Waugh and Modernity
Throughout his novels, Evelyn Waugh is consistently pessimistic about the future of modernity. Those characters who are most modern are also the most heartless—and they have the least to lose. Like Tony and Brenda Last in A Handful of Dust or Mr. Joyboy in The Loved One, modern man had no reason to honor family, religious, or moral customs. And since ultimate meaning had been stripped from life, any normal sentiments and pleasure were no longer there to be had. In the modern world, sex is painful (and unproductive), war is pointless, the art of today will be forgotten by tomorrow. Even the death of a child doesn’t warrant a few tears from his parents.
Confronted with this bleak waste land, modern man becomes like aimless Adam Fenwick-Symes or like pragmatic . Either he gives himself over to meaningless entertainment and frivolity, or he becomes a passionless victim of ennui (which is, ultimately, what Adam Fenwick-Symes succumbs to).
All this is evidence to Waugh of modernity’s self-deception. The impending threat of war hangs over the Bright Young Things in both Vile Bodies and Brideshead Revisited. As Waugh envisioned it, the writhing, pleasure-seeking mass of vile bodies are merely trying to find a diversion when they know in their heart that they are living in a pre-cataclysmic world. As in the days Noah, men were eating and drinking and carrying on while Noah was constructing his great ark. They lived in its shadow. Everyone knew what that ark meant, what prophecy it spoke without need for words. Summoning up this futility, Waugh in the epilogue to Brideshead alludes back to the words of Ecclesiastes: “Vanity of vanities, all is vanity.” For Waugh, this sums up modernity. This is the Age of Hooper—the age when the modern project was made “desolate and the work all brought to nothing.” When the Preacher in Ecclesiastes sought in order to justify life he first sought pleasure. And like the modernists, he found it was also the first thing to disappoint (Ecclesiastes 2:2-3,10-11).
Compared to Vile Bodies, Brideshead Revisited has a more rewarding promise and hope. The object of satire is the same in both books, but Waugh’s conversion deeply colors the latter novel (which is the very reason that critics like the Amises disliked it compared to his earlier works of satire). While the impending war acts as a judgment in both novels, Waugh offers his readers an Ark in Brideshead Revisited where he leaves them to drown in Vile Bodies. George McCartney illustrates this:
Ryder is an artist who makes his living by painting ancestral homes just before they are torn down, and his career becomes an elegiac mission to record the remains of a dying civilization lest it disappear without a trace. Waugh seems to have thought his fiction would perform a similar function. In 1946 he remarked portentously that he foresaw “in the dark age opening that the scribes [might] play the part of the monks after the first barbarian victories.” The monks “were not satirists,” he reminds us, but chroniclers of civilization’s decline. That would be his role also: a sardonic scribe recording the negligence with which the West was letting itself slip into ruin.

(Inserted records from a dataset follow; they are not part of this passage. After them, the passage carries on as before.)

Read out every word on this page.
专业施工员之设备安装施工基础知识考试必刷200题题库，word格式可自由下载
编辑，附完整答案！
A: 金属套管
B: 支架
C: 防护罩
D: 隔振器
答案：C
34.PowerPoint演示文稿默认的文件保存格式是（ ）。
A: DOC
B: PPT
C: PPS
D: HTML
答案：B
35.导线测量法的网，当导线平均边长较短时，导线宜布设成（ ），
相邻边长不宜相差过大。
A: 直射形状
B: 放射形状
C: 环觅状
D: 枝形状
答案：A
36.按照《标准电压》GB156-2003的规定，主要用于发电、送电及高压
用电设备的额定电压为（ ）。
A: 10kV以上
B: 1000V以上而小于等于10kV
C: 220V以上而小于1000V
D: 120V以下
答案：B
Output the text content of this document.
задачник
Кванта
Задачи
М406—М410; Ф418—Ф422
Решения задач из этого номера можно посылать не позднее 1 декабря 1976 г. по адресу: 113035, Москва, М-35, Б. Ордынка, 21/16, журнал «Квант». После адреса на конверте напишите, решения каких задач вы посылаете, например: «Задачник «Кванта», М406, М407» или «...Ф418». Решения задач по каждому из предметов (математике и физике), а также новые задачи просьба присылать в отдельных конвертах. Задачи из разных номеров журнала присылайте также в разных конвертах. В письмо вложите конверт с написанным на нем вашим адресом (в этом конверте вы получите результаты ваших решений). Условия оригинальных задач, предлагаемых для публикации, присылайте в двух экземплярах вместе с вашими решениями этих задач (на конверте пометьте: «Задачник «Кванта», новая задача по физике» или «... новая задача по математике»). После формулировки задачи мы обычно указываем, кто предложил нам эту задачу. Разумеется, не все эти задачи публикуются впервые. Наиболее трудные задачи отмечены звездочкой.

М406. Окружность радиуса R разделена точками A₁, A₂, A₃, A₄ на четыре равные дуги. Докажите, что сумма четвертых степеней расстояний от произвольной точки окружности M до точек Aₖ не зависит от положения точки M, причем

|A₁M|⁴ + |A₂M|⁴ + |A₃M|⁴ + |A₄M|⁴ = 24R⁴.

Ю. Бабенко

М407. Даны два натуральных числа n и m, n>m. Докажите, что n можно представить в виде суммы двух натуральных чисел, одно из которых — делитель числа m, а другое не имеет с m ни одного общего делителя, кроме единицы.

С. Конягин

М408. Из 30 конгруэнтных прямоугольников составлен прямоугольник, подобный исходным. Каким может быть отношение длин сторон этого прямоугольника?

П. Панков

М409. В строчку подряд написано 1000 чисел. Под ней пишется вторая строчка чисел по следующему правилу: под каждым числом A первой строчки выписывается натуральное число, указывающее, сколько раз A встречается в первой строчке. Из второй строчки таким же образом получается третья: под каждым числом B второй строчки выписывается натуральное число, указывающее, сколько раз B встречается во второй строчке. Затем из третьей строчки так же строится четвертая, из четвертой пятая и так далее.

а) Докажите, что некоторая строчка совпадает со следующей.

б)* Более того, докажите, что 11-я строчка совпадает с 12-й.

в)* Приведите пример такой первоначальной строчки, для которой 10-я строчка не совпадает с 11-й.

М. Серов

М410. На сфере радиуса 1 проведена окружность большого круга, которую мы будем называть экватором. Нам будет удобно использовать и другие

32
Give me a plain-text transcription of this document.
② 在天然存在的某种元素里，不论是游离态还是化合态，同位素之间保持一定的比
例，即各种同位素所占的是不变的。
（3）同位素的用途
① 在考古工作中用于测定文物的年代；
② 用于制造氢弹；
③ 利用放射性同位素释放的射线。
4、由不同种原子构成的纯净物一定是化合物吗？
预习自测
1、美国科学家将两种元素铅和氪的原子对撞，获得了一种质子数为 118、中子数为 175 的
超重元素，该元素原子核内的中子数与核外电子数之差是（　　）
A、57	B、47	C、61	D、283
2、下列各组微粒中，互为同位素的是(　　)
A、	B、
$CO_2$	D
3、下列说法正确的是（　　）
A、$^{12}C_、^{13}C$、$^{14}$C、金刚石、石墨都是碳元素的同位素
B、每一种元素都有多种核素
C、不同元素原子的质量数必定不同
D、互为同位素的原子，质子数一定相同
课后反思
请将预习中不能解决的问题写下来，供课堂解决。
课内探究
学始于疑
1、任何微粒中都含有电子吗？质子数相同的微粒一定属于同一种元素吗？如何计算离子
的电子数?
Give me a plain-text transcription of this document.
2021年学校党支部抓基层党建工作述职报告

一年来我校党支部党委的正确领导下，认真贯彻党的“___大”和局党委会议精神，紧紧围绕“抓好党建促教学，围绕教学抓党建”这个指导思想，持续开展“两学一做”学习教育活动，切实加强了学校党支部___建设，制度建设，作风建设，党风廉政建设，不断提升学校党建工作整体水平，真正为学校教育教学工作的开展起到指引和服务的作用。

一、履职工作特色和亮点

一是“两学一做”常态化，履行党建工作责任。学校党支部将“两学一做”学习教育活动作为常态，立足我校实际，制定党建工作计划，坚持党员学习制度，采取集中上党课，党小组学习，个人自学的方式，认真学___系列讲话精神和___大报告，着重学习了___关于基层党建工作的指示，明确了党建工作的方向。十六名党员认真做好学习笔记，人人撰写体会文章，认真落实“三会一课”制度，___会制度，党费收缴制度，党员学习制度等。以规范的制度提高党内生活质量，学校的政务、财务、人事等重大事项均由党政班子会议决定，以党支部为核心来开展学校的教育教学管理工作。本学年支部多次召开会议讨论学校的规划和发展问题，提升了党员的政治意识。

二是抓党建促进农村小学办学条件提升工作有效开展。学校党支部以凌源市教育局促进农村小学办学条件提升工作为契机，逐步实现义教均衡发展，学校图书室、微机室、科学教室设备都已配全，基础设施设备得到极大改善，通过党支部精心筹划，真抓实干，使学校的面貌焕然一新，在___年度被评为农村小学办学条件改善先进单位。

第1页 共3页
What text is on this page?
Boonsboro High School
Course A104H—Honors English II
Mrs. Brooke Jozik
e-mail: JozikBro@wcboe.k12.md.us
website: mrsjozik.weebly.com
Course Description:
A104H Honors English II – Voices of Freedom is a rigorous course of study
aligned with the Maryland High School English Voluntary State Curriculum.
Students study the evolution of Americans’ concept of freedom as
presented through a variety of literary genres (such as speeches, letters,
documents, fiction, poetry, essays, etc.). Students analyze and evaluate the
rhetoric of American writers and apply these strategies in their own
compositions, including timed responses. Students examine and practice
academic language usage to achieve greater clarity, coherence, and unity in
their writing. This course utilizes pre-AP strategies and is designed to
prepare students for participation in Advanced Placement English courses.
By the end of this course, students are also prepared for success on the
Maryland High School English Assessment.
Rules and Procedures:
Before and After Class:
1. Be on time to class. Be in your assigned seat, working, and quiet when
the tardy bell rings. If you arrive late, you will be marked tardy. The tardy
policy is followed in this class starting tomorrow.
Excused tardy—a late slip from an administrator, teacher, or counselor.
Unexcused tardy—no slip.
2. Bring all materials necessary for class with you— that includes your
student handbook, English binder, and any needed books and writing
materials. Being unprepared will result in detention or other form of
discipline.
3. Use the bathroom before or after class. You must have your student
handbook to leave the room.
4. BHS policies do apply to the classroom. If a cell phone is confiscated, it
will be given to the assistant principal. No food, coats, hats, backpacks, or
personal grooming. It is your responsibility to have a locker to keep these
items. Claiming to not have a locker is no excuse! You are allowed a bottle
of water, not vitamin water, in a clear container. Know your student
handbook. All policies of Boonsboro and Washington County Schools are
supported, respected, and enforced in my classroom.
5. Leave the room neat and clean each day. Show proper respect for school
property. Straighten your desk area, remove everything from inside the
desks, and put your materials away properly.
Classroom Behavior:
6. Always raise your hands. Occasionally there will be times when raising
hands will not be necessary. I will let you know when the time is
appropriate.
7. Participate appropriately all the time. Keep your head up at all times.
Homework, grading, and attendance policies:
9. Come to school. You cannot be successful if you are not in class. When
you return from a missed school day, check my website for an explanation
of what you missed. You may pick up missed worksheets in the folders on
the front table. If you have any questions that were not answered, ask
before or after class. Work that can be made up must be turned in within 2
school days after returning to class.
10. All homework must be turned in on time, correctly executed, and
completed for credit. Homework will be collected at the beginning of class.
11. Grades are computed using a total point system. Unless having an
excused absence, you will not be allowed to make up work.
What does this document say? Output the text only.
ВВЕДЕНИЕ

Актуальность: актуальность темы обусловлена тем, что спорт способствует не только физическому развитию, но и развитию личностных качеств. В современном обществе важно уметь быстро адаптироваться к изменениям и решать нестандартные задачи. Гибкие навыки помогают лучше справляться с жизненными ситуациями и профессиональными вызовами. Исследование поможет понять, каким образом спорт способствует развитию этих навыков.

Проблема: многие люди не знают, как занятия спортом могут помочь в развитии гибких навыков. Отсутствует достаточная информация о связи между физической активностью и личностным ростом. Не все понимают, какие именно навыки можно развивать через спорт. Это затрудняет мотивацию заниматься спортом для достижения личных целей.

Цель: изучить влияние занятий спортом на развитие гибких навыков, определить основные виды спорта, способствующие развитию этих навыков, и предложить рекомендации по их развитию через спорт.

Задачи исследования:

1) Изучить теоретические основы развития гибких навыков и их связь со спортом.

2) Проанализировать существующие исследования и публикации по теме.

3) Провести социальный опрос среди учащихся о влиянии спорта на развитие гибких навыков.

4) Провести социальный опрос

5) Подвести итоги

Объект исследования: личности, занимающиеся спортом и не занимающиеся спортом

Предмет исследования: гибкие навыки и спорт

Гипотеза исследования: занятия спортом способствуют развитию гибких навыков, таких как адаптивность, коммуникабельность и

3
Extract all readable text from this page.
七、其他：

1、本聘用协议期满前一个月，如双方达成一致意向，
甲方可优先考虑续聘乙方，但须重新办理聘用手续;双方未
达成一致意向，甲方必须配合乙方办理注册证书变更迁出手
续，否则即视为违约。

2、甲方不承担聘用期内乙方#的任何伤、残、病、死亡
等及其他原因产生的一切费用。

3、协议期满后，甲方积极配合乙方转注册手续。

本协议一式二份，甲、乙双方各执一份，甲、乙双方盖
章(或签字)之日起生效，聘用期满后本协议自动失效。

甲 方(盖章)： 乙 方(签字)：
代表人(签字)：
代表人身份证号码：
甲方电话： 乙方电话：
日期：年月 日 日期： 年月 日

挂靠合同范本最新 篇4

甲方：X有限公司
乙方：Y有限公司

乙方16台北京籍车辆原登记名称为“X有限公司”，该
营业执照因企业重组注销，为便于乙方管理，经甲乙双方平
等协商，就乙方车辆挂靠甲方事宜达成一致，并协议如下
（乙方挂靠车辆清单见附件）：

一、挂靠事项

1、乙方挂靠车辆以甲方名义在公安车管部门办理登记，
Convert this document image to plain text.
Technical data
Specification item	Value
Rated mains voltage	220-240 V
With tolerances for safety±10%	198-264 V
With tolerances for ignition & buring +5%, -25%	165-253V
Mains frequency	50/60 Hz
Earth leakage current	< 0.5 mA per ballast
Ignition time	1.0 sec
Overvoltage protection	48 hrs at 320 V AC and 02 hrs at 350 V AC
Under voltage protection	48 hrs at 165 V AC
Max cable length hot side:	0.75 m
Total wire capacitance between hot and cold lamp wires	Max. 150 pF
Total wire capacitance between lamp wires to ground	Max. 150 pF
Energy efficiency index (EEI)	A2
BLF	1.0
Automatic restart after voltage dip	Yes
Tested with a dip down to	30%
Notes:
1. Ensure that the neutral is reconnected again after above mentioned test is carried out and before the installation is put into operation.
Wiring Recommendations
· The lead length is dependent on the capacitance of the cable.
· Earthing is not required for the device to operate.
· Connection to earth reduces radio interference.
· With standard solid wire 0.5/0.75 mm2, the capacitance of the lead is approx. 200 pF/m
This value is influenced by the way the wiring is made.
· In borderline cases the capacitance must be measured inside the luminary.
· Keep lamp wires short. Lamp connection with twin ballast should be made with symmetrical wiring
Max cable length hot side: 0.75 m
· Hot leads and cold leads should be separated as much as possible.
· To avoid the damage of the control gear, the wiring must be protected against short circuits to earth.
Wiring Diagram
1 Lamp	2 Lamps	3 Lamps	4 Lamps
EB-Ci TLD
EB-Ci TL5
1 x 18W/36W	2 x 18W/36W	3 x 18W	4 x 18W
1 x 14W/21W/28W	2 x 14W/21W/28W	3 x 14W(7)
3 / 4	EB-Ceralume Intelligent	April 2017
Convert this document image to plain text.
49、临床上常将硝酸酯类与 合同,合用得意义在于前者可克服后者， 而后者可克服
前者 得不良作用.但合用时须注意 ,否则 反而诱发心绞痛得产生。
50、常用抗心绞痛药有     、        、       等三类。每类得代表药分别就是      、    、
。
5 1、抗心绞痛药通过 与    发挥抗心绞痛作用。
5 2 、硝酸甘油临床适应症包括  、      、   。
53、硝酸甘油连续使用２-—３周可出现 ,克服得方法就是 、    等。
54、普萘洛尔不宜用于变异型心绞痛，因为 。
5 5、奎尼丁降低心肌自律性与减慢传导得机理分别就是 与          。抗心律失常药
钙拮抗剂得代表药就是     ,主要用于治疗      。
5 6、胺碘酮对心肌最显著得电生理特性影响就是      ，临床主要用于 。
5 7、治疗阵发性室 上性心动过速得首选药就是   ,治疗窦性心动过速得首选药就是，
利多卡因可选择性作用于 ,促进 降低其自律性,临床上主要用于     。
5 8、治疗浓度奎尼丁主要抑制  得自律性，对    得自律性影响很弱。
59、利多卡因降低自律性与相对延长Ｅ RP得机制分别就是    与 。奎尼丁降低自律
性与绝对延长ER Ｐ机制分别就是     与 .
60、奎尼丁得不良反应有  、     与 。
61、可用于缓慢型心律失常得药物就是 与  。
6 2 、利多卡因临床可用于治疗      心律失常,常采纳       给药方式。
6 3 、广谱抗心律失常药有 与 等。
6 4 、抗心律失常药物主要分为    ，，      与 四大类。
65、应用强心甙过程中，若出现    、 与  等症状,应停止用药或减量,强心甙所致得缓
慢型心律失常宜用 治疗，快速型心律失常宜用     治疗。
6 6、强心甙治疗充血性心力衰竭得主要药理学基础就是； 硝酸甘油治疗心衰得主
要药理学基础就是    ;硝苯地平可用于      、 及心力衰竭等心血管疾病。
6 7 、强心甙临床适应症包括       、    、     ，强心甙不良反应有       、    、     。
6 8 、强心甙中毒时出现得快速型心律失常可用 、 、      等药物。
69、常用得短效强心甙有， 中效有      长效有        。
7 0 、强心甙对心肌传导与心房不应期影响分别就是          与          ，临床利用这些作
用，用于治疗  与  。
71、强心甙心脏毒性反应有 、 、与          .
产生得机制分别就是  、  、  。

This association of modernism with barbarism was a common one for Waugh. Shortly after his conversion, he wrote an article for the Daily Express in order to explain why he had converted to Rome. He wrote: “It seems to me that in the present phase of European history the essential issue is no longer between Catholicism, on one side, and Protestantism, on the other, but between Christianity and Chaos. It is much the same situation as existed in the early Middle Ages.” The barbarianism which Waugh associates with modernity would destabilize the entire “moral and artistic organization of Europe” and give way to a mechanized culture which has no aesthetic feeling and which will inevitably give itself over to a despotism like already existed in Russia.
This, then, is the heart of Waugh’s polemic against modernity. According to Waugh, the great modern project which began four hundred years before had reached a crisis point in the early 20th century. Modern man had inoculated himself against the work of divine grace, and in doing so had unintentionally killed both his nervous and immune system. He was now unable to feel anything or to ward off any vile epidemic that was circulating. Modern man thought himself a machine, and found that pleasure was not something easily automated.